ZSTD decompression does use significant "scratch" memory on the GPU. Your application controls that allocation ( through the "computeScratch" APIs.). What sized scratch allocation is nvCOMP 2.6.1 requesting compared to the size of your input batch?

-Eric

thanks a lot, the answer is very helpful,I try nvCOMP 2.6.1 and API 'nvcompBatchedSnappyDecompressGetTempSizeEx' to calculate scratch size, then gpu memory reduce to 3.5G. After testing, I found that the scratch size is positively correlated with the zstd file size,that means I need to control zstd file size if I want to control gpu memory consumption。so if I want to further control the scratch size, do you have any good suggestions,looking forward your reply!

Hi Xing,

That's the correct API to use.
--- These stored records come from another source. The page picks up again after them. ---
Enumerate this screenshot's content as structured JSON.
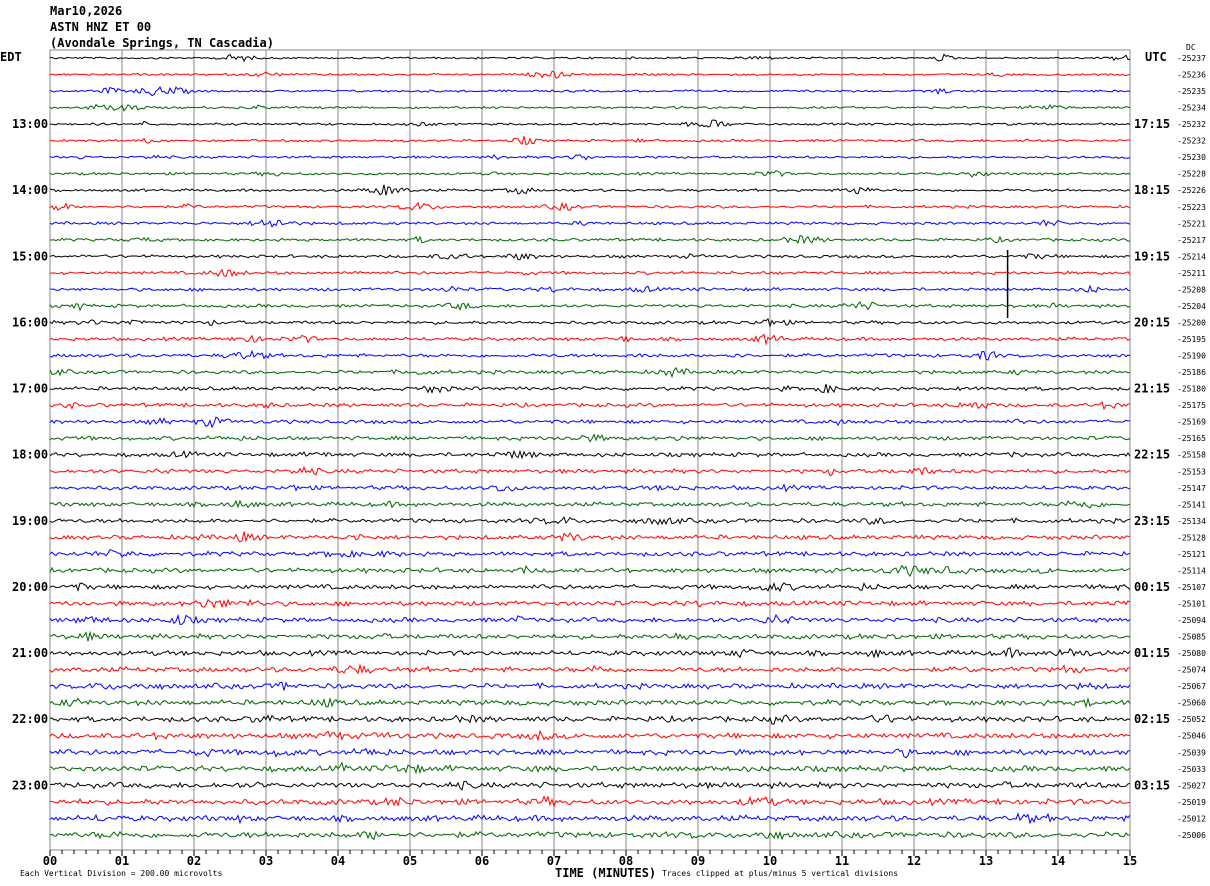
{
  "header": {
    "date": "Mar10,2026",
    "station": "ASTN HNZ ET 00",
    "location": "(Avondale Springs, TN Cascadia)"
  },
  "left_timezone": "EDT",
  "right_timezone": "UTC",
  "dc_label": "DC",
  "footer": {
    "scale_note": "Each Vertical Division =  200.00 microvolts",
    "clip_note": "Traces clipped at plus/minus 5 vertical divisions"
  },
  "chart_data": {
    "type": "line",
    "title": "",
    "xlabel": "TIME (MINUTES)",
    "xlim": [
      0,
      15
    ],
    "x_ticks": [
      "00",
      "01",
      "02",
      "03",
      "04",
      "05",
      "06",
      "07",
      "08",
      "09",
      "10",
      "11",
      "12",
      "13",
      "14",
      "15"
    ],
    "grid": true,
    "trace_colors": [
      "#000000",
      "#ff0000",
      "#0000ff",
      "#006400"
    ],
    "left_hour_labels": [
      "13:00",
      "14:00",
      "15:00",
      "16:00",
      "17:00",
      "18:00",
      "19:00",
      "20:00",
      "21:00",
      "22:00",
      "23:00"
    ],
    "right_hour_labels": [
      "17:15",
      "18:15",
      "19:15",
      "20:15",
      "21:15",
      "22:15",
      "23:15",
      "00:15",
      "01:15",
      "02:15",
      "03:15"
    ],
    "dc_offsets": [
      -25237,
      -25236,
      -25235,
      -25234,
      -25232,
      -25232,
      -25230,
      -25228,
      -25226,
      -25223,
      -25221,
      -25217,
      -25214,
      -25211,
      -25208,
      -25204,
      -25200,
      -25195,
      -25190,
      -25186,
      -25180,
      -25175,
      -25169,
      -25165,
      -25158,
      -25153,
      -25147,
      -25141,
      -25134,
      -25128,
      -25121,
      -25114,
      -25107,
      -25101,
      -25094,
      -25085,
      -25080,
      -25074,
      -25067,
      -25060,
      -25052,
      -25046,
      -25039,
      -25033,
      -25027,
      -25019,
      -25012,
      -25006
    ]
  }
}
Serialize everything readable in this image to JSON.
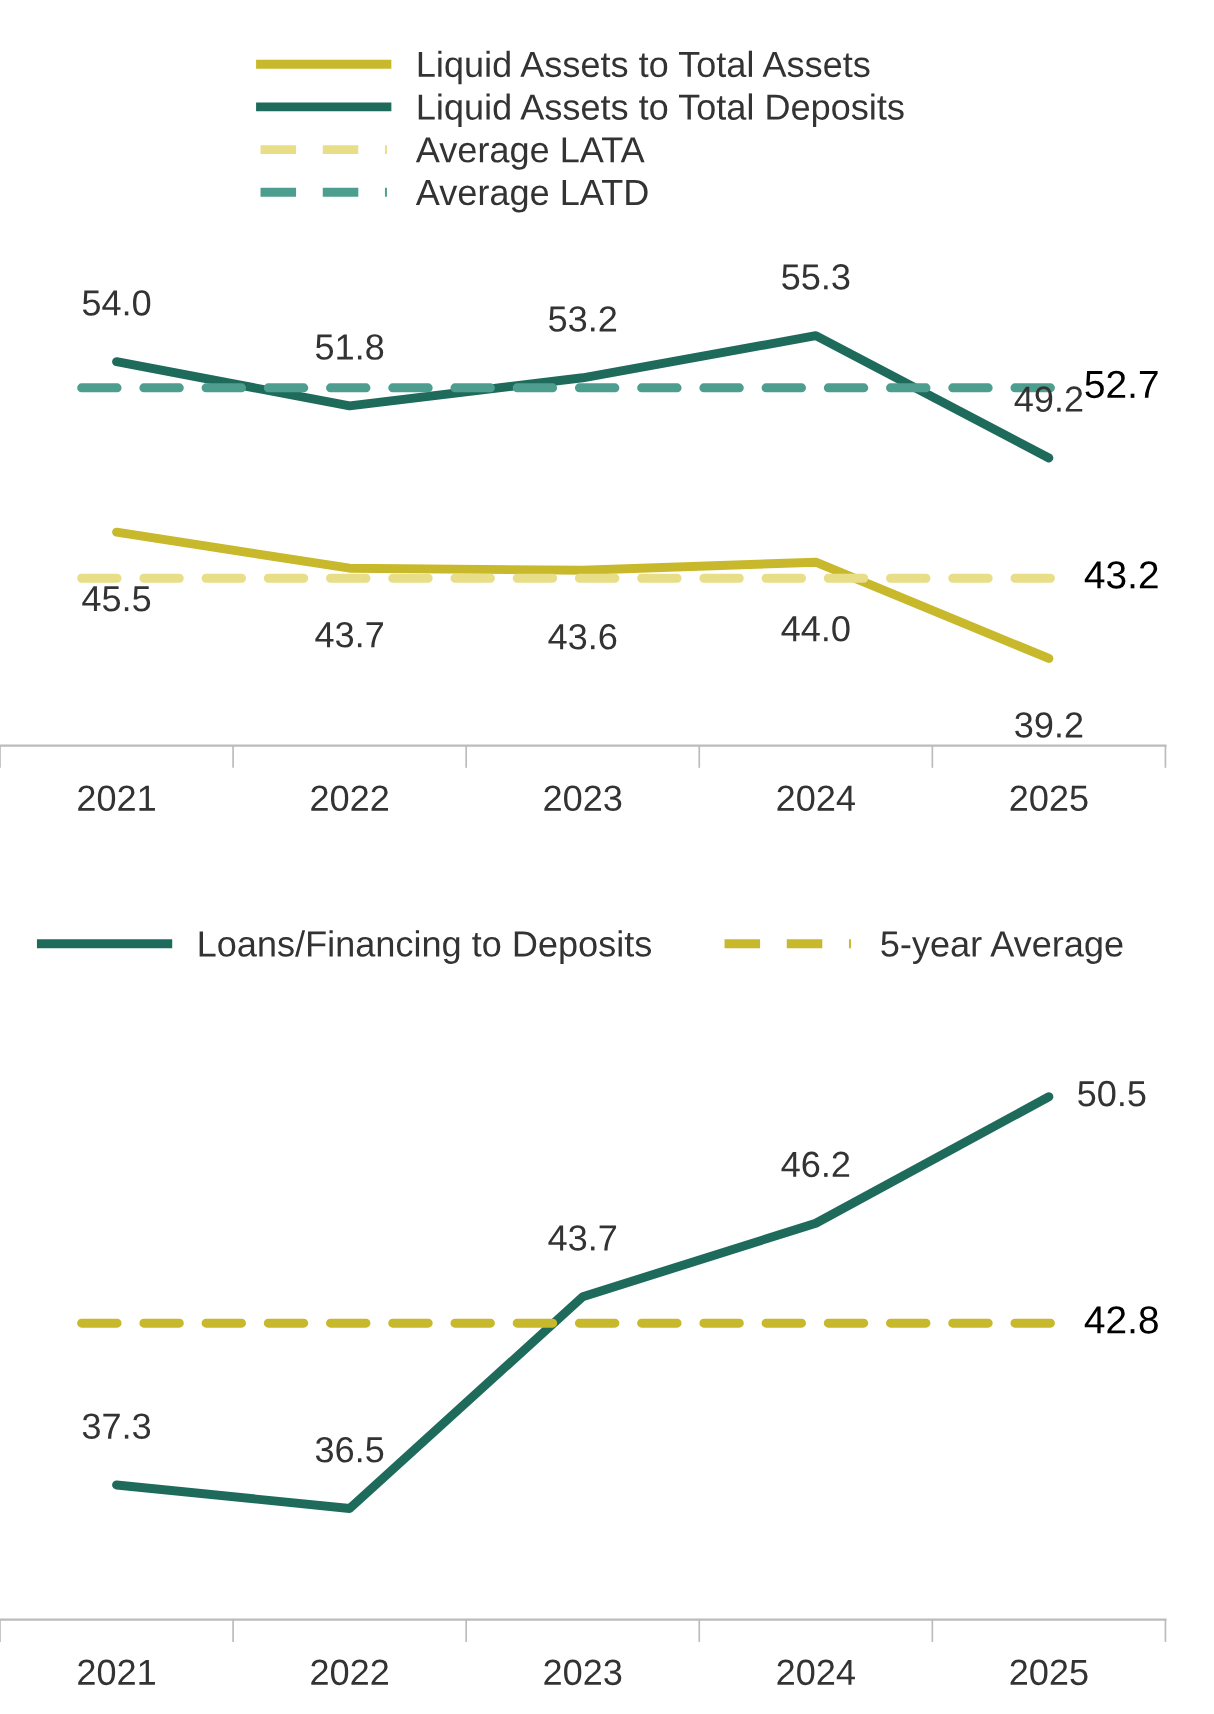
{
  "chart_data": [
    {
      "type": "line",
      "categories": [
        "2021",
        "2022",
        "2023",
        "2024",
        "2025"
      ],
      "series": [
        {
          "name": "Liquid Assets to Total Assets",
          "color": "#c8b92c",
          "values": [
            45.5,
            43.7,
            43.6,
            44.0,
            39.2
          ],
          "value_labels": [
            "45.5",
            "43.7",
            "43.6",
            "44.0",
            "39.2"
          ]
        },
        {
          "name": "Liquid Assets to Total Deposits",
          "color": "#1e6b5c",
          "values": [
            54.0,
            51.8,
            53.2,
            55.3,
            49.2
          ],
          "value_labels": [
            "54.0",
            "51.8",
            "53.2",
            "55.3",
            "49.2"
          ]
        }
      ],
      "ref_lines": [
        {
          "axis": "y",
          "value": 43.2,
          "label": "Average LATA",
          "color": "#e8de88",
          "line_style": "dashed"
        },
        {
          "axis": "y",
          "value": 52.7,
          "label": "Average LATD",
          "color": "#4e9e8f",
          "line_style": "dashed"
        }
      ],
      "annotations": [
        "43.2",
        "52.7"
      ],
      "legend": "top",
      "grid": false,
      "marker": "none",
      "line_style": "solid",
      "tick_labels": "x"
    },
    {
      "type": "line",
      "categories": [
        "2021",
        "2022",
        "2023",
        "2024",
        "2025"
      ],
      "series": [
        {
          "name": "Loans/Financing to Deposits",
          "color": "#1e6b5c",
          "values": [
            37.3,
            36.5,
            43.7,
            46.2,
            50.5
          ],
          "value_labels": [
            "37.3",
            "36.5",
            "43.7",
            "46.2",
            "50.5"
          ]
        }
      ],
      "ref_lines": [
        {
          "axis": "y",
          "value": 42.8,
          "label": "5-year Average",
          "color": "#c8b92c",
          "line_style": "dashed"
        }
      ],
      "annotations": [
        "42.8"
      ],
      "legend": "top",
      "grid": false,
      "marker": "none",
      "line_style": "solid",
      "tick_labels": "x"
    }
  ]
}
How large is your file and how large is the scratch allocation? nvCOMP zstd does require scratch storage which is a multiple of the total size of the batch that you provide.

If the GPU memory requirement is still too large, you could decompress part of the batch in one call to the API and the next part of the batch in the next call.

Note, if you're trying to decompress one large ZSTD file, that currently won't work well in nvCOMP ZSTD. We rely on simultaneously processing a batch of many ZSTD buffers for good performance.

hi,

thanks for reply, it test good when we control the batch size in one call. As you say, the task is decompressing zstd.parquet using cuDF,we found that the parquet file page size is negative correlation with decompressing process when we optimize the job, is that true? looking forward your reply!

Hi Xing,

Making sure, are you using cuDF 23.02?

If I understand correctly, you're asking if it's expected for the decompression time to increase (get slower) as the parquet compression page size increases. This will be true until the file is very large (such that we have enough larger pages to fully saturate the GPU).

appreciate your help, its helpful to control the file size. I try to increase the rowgroup size and decrease page size,then the task works well.